The idea that I have been working on is to completely move away from
using tasklets.
Essentially, "get rid of tasklets entirely in the kernel". So, the use
of tasklet_schedule() & tasklet_hi_schedule()
will have to go.
I have a very hacky draft that is still wip. I am going to borrow
many bits from your patch which makes
the work I have better.
Perhaps we should start a separate thread, thoughts?
Thanks.
>
> #ifdef CONFIG_SMP
> @@ -1663,8 +1695,15 @@ static bool pwq_tryinc_nr_active(struct pool_workqueue *pwq, bool fill)

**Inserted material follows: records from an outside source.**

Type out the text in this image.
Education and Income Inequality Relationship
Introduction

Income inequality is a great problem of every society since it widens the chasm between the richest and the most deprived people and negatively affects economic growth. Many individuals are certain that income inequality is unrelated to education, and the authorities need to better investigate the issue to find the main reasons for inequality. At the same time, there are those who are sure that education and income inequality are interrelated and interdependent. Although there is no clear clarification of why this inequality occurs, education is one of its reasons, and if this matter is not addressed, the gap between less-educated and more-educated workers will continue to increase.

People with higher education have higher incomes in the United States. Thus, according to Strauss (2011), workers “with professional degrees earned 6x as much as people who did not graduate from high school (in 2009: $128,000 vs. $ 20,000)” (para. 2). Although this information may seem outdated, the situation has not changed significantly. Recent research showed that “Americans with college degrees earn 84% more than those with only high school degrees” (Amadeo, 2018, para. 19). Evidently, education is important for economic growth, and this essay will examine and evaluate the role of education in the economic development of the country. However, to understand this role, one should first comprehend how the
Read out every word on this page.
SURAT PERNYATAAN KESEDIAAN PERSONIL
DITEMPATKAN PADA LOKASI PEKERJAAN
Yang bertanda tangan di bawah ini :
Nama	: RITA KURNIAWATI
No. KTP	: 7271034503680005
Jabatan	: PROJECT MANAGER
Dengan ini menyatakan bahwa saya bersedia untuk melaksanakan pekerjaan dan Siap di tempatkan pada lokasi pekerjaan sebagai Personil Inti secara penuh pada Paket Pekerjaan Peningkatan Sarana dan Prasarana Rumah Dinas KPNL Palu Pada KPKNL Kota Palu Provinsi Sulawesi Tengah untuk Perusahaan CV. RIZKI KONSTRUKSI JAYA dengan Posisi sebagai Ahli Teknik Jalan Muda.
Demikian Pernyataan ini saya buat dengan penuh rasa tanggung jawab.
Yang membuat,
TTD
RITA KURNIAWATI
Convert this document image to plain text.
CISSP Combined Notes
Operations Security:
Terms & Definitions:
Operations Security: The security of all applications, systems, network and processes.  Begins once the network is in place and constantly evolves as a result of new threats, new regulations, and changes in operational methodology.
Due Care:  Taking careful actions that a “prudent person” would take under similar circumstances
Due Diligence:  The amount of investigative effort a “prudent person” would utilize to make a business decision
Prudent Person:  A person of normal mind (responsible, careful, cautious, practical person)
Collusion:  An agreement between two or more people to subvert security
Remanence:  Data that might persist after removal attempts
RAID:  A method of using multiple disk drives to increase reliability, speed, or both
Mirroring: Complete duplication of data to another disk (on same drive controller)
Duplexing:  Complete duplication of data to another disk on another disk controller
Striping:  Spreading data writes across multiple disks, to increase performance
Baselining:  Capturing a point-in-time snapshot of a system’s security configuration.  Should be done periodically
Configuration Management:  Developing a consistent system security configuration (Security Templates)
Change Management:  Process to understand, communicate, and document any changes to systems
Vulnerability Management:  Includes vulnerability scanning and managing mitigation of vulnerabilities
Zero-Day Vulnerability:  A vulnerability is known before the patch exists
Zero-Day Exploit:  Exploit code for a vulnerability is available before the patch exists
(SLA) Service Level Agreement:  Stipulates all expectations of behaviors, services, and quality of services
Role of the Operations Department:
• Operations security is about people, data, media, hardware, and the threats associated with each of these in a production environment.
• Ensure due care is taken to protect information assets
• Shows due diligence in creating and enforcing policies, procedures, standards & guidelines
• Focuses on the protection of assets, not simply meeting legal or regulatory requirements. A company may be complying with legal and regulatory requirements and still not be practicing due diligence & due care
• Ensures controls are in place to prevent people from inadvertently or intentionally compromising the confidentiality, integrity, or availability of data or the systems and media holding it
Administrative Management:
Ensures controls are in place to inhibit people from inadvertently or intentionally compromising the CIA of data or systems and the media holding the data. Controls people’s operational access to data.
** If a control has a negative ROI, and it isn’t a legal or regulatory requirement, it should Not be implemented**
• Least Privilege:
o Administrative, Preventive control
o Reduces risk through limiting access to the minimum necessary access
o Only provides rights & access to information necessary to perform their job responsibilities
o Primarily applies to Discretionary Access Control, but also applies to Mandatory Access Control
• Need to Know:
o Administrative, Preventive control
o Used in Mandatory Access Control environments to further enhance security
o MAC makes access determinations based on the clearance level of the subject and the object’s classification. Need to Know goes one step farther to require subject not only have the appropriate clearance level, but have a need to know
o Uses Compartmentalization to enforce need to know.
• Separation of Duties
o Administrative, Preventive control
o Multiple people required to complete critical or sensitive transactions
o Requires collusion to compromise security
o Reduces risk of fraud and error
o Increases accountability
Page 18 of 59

> lockdep_assert_held(&pool->lock);
>
> if (!nna) {
> - /* per-cpu workqueue, pwq->nr_active is sufficient */
> - obtained = pwq->nr_active < READ_ONCE(wq->max_active);
> + /*
> + * An atomic workqueue always have a single worker per-cpu and
> + * doesn't impose additional max_active limit. For a per-cpu
> + * workqueue, checking pwq->nr_active is sufficient.
> + */
> + if (wq->flags & WQ_ATOMIC)
> + obtained = true;
> + else
> + obtained = pwq->nr_active < READ_ONCE(wq->max_active);
> goto out;
> }
>
> @@ -2591,27 +2630,31 @@ static struct worker *create_worker(struct worker_pool *pool)
>
> worker->id = id;
>
> - if (pool->cpu >= 0)
> - snprintf(id_buf, sizeof(id_buf), "%d:%d%s", pool->cpu, id,
> - pool->attrs->nice < 0 ? "H" : "");
> - else
> - snprintf(id_buf, sizeof(id_buf), "u%d:%d", pool->id, id);
> -
> - worker->task = kthread_create_on_node(worker_thread, worker, pool->node,
> - "kworker/%s", id_buf);
> - if (IS_ERR(worker->task)) {
> - if (PTR_ERR(worker->task) == -EINTR) {
> - pr_err("workqueue: Interrupted when creating a worker thread \"kworker/%s\"\n",
> - id_buf);
> - } else {
> - pr_err_once("workqueue: Failed to create a worker thread: %pe",
> - worker->task);
> + if (pool->flags & POOL_ATOMIC) {
> + tasklet_setup(&worker->atomic_tasklet, atomic_worker_taskletfn);
> + } else {
> + if (pool->cpu >= 0)
> + snprintf(id_buf, sizeof(id_buf), "%d:%d%s", pool->cpu, id,
> + pool->attrs->nice < 0 ? "H" : "");
> + else
> + snprintf(id_buf, sizeof(id_buf), "u%d:%d", pool->id, id);
> +
> + worker->task = kthread_create_on_node(worker_thread, worker,
> + pool->node, "kworker/%s", id_buf);
> + if (IS_ERR(worker->task)) {
> + if (PTR_ERR(worker->task) == -EINTR) {
> + pr_err("workqueue: Interrupted when creating a worker thread \"kworker/%s\"\n",
> + id_buf);
> + } else {
> + pr_err_once("workqueue: Failed to create a worker thread: %pe",
> + worker->task);
> + }
> + goto fail;
> }
> - goto fail;
> - }
>
> - set_user_nice(worker->task, pool->attrs->nice);
> - kthread_bind_mask(worker->task, pool_allowed_cpus(pool));
> + set_user_nice(worker->task, pool->attrs->nice);
> + kthread_bind_mask(worker->task, pool_allowed_cpus(pool));
> + }
>
> /* successful, attach the worker to the pool */
> worker_attach_to_pool(worker, pool);
> @@ -2627,7 +2670,8 @@ static struct worker *create_worker(struct worker_pool *pool)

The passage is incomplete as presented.